Equivalence Testing

Given two functions f and g, we would like to check whether for all input, they produce the same output. In other words, we verify whether f and g are equivalent.

Equivalence testing is useful to check that two implementations of the same algorithm produce identical results. E.g., scripts may parse the output of some tools (e.g., ls) and thus expect certain behavior. The developers of alternative and compatible implementations (e.g., ls for Busybox) of such tools can use equivalence testing to gain confidence that their implementation behaves in the same way.

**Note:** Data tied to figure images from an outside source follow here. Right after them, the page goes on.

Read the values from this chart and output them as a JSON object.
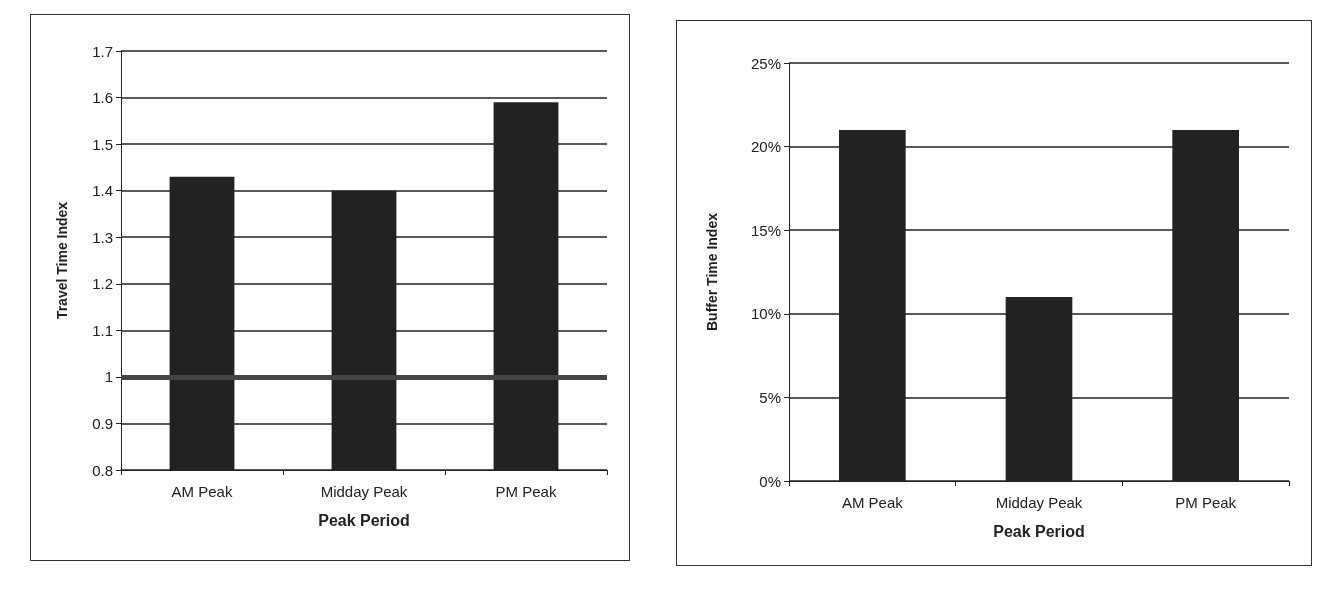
{
  "chart_data": [
    {
      "type": "bar",
      "xlabel": "Peak Period",
      "ylabel": "Travel Time Index",
      "categories": [
        "AM Peak",
        "Midday Peak",
        "PM Peak"
      ],
      "values": [
        1.43,
        1.4,
        1.59
      ],
      "color": "#222222",
      "ylim": [
        0.8,
        1.7
      ],
      "yticks": [
        0.8,
        0.9,
        1,
        1.1,
        1.2,
        1.3,
        1.4,
        1.5,
        1.6,
        1.7
      ],
      "grid": "y",
      "ref_lines": [
        {
          "axis": "y",
          "value": 1,
          "color": "#444444"
        }
      ]
    },
    {
      "type": "bar",
      "xlabel": "Peak Period",
      "ylabel": "Buffer Time Index",
      "categories": [
        "AM Peak",
        "Midday Peak",
        "PM Peak"
      ],
      "values": [
        21,
        11,
        21
      ],
      "color": "#222222",
      "ylim": [
        0,
        25
      ],
      "yticks": [
        {
          "value": 0,
          "label": "0%"
        },
        {
          "value": 5,
          "label": "5%"
        },
        {
          "value": 10,
          "label": "10%"
        },
        {
          "value": 15,
          "label": "15%"
        },
        {
          "value": 20,
          "label": "20%"
        },
        {
          "value": 25,
          "label": "25%"
        }
      ],
      "grid": "y"
    }
  ]
}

Another example is to check the equivalence of two implementations of the same protocol (e.g., TCP/IP).

In this tutorial, we show how to perform equivalence testing with S2E. At a high level, this is done by passing identical symbolic inputs to the functions, letting S2E explore the execution tree, and when both functions return, check whether they produced the same output (e.g., with an assertion check).

Program to Test

This sample program contains two implementations of the factorial algorithm that we want to test for equivalence. Both implementations behave in the same way except in some corner cases.

#include <inttypes.h>
#include <s2e/s2e.h>

/**
 *  Computes x!
 *  If x > max, computes max!
 */
uint64_t factorial1(uint64_t x, uint64_t max) {
    uint64_t ret = 1;
    for (uint64_t i = 1; i<=x && i<=max; ++i) {
        ret = ret * i;
    }
    return ret;
}

/**
 *  Computes x!
 *  If x > max, computes max!
 */
uint64_t factorial2(uint64_t x, uint64_t max) {
    if (x > max) {
        return max;
    }

    if (x == 1) {
        return x;
    }
    return x * factorial2(x-1, max);
}

int main() {
    uint64_t x;
    uint64_t max = 10;

    //Make x symbolic
    s2e_make_symbolic(&x, sizeof(x), "x");

    uint64_t f1 = factorial1(x, max);
    uint64_t f2 = factorial2(x, max);

    //Check the equivalence of the two functions for each path
    s2e_assert(f1 == f2);

    //In case of success, terminate the state with the
    //appropriate message
    s2e_kill_state(0, "Success");
    return 0;
}

Compile it as follows after adapting the include path:

gcc -I /path/to/s2e/guest/include/ -std=c99 -o factorial factorial.c

Configuring S2E

We will instruct S2E to compute test cases at the end of each execution path (i.e., when s2e_kill_state is called), in order to reproduce potential assertion failures on our own. A test case consists of concrete program inputs that would drive the program down the corresponding execution path.

-- File: config.lua
s2e = {
  kleeArgs = {
    --Switch states only when the current one terminates
    "--use-dfs-search"
  }
}
plugins = {
  -- Enable S2E custom opcodes
  "BaseInstructions",

  -- Basic tracing required for test case generation
  "ExecutionTracer",

  -- Enable the test case generator plugin
  "TestCaseGenerator",
}

Running the Program in S2E

Run the program in S2E. Refer to this tuorial for more details. S2E will exit when all paths terminate.

Make sure to have at least 8 GB of available virtual memory and set the stack size to unlimited using ulimit -s unlimited.

Interpreting the Results

After the run, the s2e-last/messages.txt file contains the following output:

Messages explaining the reason why each state terminated (either success or failure)
The concrete input that would allow replaying the same path independently of S2E

For several states, we see the following type of message:

message: "Assertion failed: f1 == f2"
TestCaseGenerator: processTestCase of state 0 at address 0x8048525
x: 7f 7f 7f 7f 7f 7f 7f 7f

This indicates that when x == 0x7f7f7f7f7f7f7f7f, the two implementations of factorial produce a different output. To reproduce this behavior, take the computed value for x (it is displayed in little endian format by the test case generator), plug it into the original program, and run the program in a debugger to understand what happens. When you fixed the deviating behavior, rerun the program again in S2E, until all states terminate with a success.